Yep’s skillful use of language can be perceived throughout the book. Metaphors and figurative language create comparisons that make the characters come alive. Even Jezebel, the old family car, is personified: “Being elderly for a car, Jezebel disliked hills and would protest by wheezing constantly up the slope like an old asthmatic.” At an early age, Yep realized that “what made people most interesting were their imperfections. Their quirks were what made them unique and set them apart from everyone else.”

Yep recounts his childhood as a grocer’s son, living in a predominantly African American neighborhood. As a third-generation Chinese American, he found the issue of identity a difficult one. He claims that writing helped him in his search for cultural identity. His books have a wide popularity among young adult readers, probably because his theme of being an outsider—an alien—appeals to them.

In his autobiography, Yep emphasizes how working in La Conquista gave him the discipline for setting a routine in his daily life. As a writer, he tries to write from four to six hours a day, in addition to two hours of notetaking and reading. La Conquista also gave him more tangible help as a writer. For example, Indian-head pennies he found in the grocery store were the inspiration for the book The Mark Twain Murders (1982) and The Tom Sawyer Fires (1984). Because the people he met at the store were ordinary, his tales are usually about common folk rather than princes and princesses. Taking care of customers also shaped his keen observation of people.

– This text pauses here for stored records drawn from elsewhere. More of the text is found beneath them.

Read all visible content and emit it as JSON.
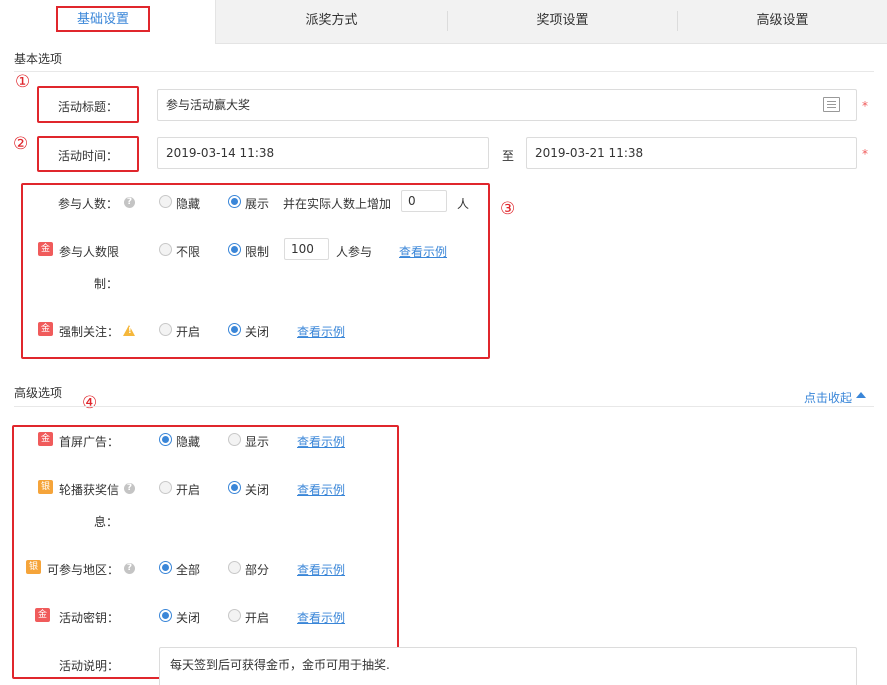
{
  "tabs": [
    {
      "label": "基础设置",
      "active": true
    },
    {
      "label": "派奖方式",
      "active": false
    },
    {
      "label": "奖项设置",
      "active": false
    },
    {
      "label": "高级设置",
      "active": false
    }
  ],
  "basic_section": {
    "title": "基本选项"
  },
  "annotations": {
    "n1": "①",
    "n2": "②",
    "n3": "③",
    "n4": "④"
  },
  "activity_title": {
    "label": "活动标题：",
    "value": "参与活动赢大奖",
    "required": "*",
    "icon": "template-icon"
  },
  "activity_time": {
    "label": "活动时间：",
    "start": "2019-03-14 11:38",
    "separator": "至",
    "end": "2019-03-21 11:38",
    "required": "*"
  },
  "participants": {
    "label": "参与人数：",
    "options": [
      "隐藏",
      "展示"
    ],
    "selected": "展示",
    "extra_prefix": "并在实际人数上增加",
    "extra_value": "0",
    "extra_unit": "人"
  },
  "participant_limit": {
    "badge": "金",
    "label_line1": "参与人数限",
    "label_line2": "制：",
    "options": [
      "不限",
      "限制"
    ],
    "selected": "限制",
    "limit_value": "100",
    "limit_unit": "人参与",
    "example_link": "查看示例"
  },
  "force_follow": {
    "badge": "金",
    "label": "强制关注：",
    "options": [
      "开启",
      "关闭"
    ],
    "selected": "关闭",
    "example_link": "查看示例"
  },
  "advanced_section": {
    "title": "高级选项",
    "collapse_label": "点击收起",
    "collapse_icon": "caret-up-icon"
  },
  "splash_ad": {
    "badge": "金",
    "label": "首屏广告：",
    "options": [
      "隐藏",
      "显示"
    ],
    "selected": "隐藏",
    "example_link": "查看示例"
  },
  "carousel_info": {
    "badge": "银",
    "label_line1": "轮播获奖信",
    "label_line2": "息：",
    "options": [
      "开启",
      "关闭"
    ],
    "selected": "关闭",
    "example_link": "查看示例"
  },
  "region": {
    "badge": "银",
    "label": "可参与地区：",
    "options": [
      "全部",
      "部分"
    ],
    "selected": "全部",
    "example_link": "查看示例"
  },
  "secret_key": {
    "badge": "金",
    "label": "活动密钥：",
    "options": [
      "关闭",
      "开启"
    ],
    "selected": "关闭",
    "example_link": "查看示例"
  },
  "description": {
    "label": "活动说明：",
    "value": "每天签到后可获得金币，金币可用于抽奖."
  },
  "colors": {
    "accent": "#3a86d8",
    "annotation": "#e0262c",
    "required": "#f05b5b",
    "gold_badge": "#f05b5b",
    "silver_badge": "#f5a43a"
  }
}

In The Lost Garden, Yep also highlights the influence of Marie Lee, his maternal grandmother as the source of his understanding of Chinese culture. Yep gives an honest description of each of his family members. He concentrates on vivid incidents that made moments special. The book is, in a true sense, an autobiography, with no fictional pieces added. Yep pours out his true feelings about being an outsider in two cultures.

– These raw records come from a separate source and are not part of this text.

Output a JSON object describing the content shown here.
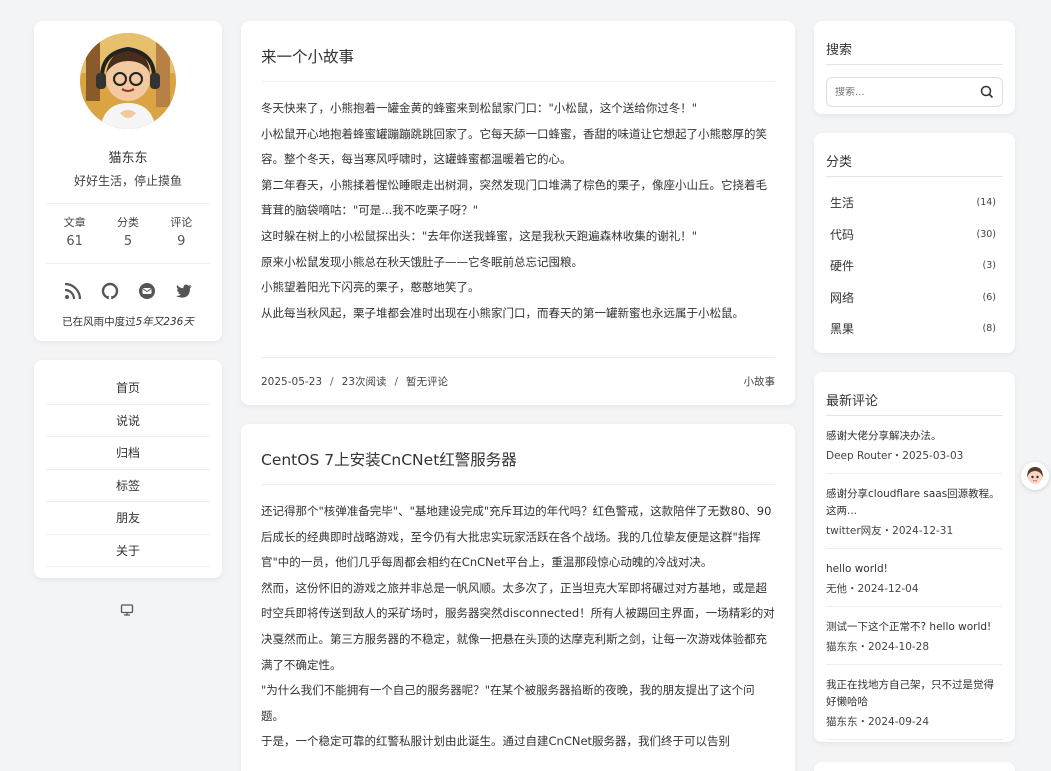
{
  "profile": {
    "name": "猫东东",
    "motto": "好好生活，停止摸鱼",
    "stats": [
      {
        "label": "文章",
        "value": "61"
      },
      {
        "label": "分类",
        "value": "5"
      },
      {
        "label": "评论",
        "value": "9"
      }
    ],
    "socials": [
      "rss-icon",
      "github-icon",
      "email-icon",
      "twitter-icon"
    ],
    "runtime_prefix": "已在风雨中度过",
    "runtime": "5年又236天"
  },
  "nav": {
    "items": [
      "首页",
      "说说",
      "归档",
      "标签",
      "朋友",
      "关于"
    ]
  },
  "articles": [
    {
      "title": "来一个小故事",
      "paragraphs": [
        "冬天快来了，小熊抱着一罐金黄的蜂蜜来到松鼠家门口：\"小松鼠，这个送给你过冬！\"",
        "小松鼠开心地抱着蜂蜜罐蹦蹦跳跳回家了。它每天舔一口蜂蜜，香甜的味道让它想起了小熊憨厚的笑容。整个冬天，每当寒风呼啸时，这罐蜂蜜都温暖着它的心。",
        "第二年春天，小熊揉着惺忪睡眼走出树洞，突然发现门口堆满了棕色的栗子，像座小山丘。它挠着毛茸茸的脑袋嘀咕：\"可是...我不吃栗子呀？\"",
        "这时躲在树上的小松鼠探出头：\"去年你送我蜂蜜，这是我秋天跑遍森林收集的谢礼！\"",
        "原来小松鼠发现小熊总在秋天饿肚子——它冬眠前总忘记囤粮。",
        "小熊望着阳光下闪亮的栗子，憨憨地笑了。",
        "从此每当秋风起，栗子堆都会准时出现在小熊家门口，而春天的第一罐新蜜也永远属于小松鼠。"
      ],
      "date": "2025-05-23",
      "views": "23次阅读",
      "comments": "暂无评论",
      "category": "小故事"
    },
    {
      "title": "CentOS 7上安装CnCNet红警服务器",
      "paragraphs": [
        "还记得那个\"核弹准备完毕\"、\"基地建设完成\"充斥耳边的年代吗？红色警戒，这款陪伴了无数80、90后成长的经典即时战略游戏，至今仍有大批忠实玩家活跃在各个战场。我的几位挚友便是这群\"指挥官\"中的一员，他们几乎每周都会相约在CnCNet平台上，重温那段惊心动魄的冷战对决。",
        "然而，这份怀旧的游戏之旅并非总是一帆风顺。太多次了，正当坦克大军即将碾过对方基地，或是超时空兵即将传送到敌人的采矿场时，服务器突然disconnected！所有人被踢回主界面，一场精彩的对决戛然而止。第三方服务器的不稳定，就像一把悬在头顶的达摩克利斯之剑，让每一次游戏体验都充满了不确定性。",
        "\"为什么我们不能拥有一个自己的服务器呢？\"在某个被服务器掐断的夜晚，我的朋友提出了这个问题。",
        "于是，一个稳定可靠的红警私服计划由此诞生。通过自建CnCNet服务器，我们终于可以告别"
      ]
    }
  ],
  "search": {
    "title": "搜索",
    "placeholder": "搜索..."
  },
  "categories": {
    "title": "分类",
    "items": [
      {
        "name": "生活",
        "count": "(14)"
      },
      {
        "name": "代码",
        "count": "(30)"
      },
      {
        "name": "硬件",
        "count": "(3)"
      },
      {
        "name": "网络",
        "count": "(6)"
      },
      {
        "name": "黑果",
        "count": "(8)"
      }
    ]
  },
  "recent_comments": {
    "title": "最新评论",
    "items": [
      {
        "text": "感谢大佬分享解决办法。",
        "meta": "Deep Router・2025-03-03"
      },
      {
        "text": "感谢分享cloudflare saas回源教程。 这两...",
        "meta": "twitter网友・2024-12-31"
      },
      {
        "text": "hello world!",
        "meta": "无他・2024-12-04"
      },
      {
        "text": "测试一下这个正常不? hello world!",
        "meta": "猫东东・2024-10-28"
      },
      {
        "text": "我正在找地方自己架，只不过是觉得好懒哈哈",
        "meta": "猫东东・2024-09-24"
      }
    ]
  },
  "colors": {
    "background": "#f3f4f6",
    "card": "#ffffff",
    "text": "#333333"
  }
}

His early science fiction often dealt with strange, new lands, which represent his first reactions to white culture, both his fascination and his alienation. Many of Yep’s novels are based on his family background. His father, a kite maker, became Windrider in Dragonwings (1975), and his grandmother was the source of Paw-Paw in Child of the Owl (1977). He used some of his own childhood for the character of Craig Chin in Sea Glass (1979). Star Fisher (1991) is based on his maternal grandparents’ life in West Virginia. His historical novels are painstakingly researched. It took six years of research to find the bits and pieces of Chinese American history for Dragonwings.

Yep’s writing offers strong characterizations, the sensitive development of relationships, and accurate historical details about China and early California. The author’s Asian American perspective has made a significant contribution to children’s literature.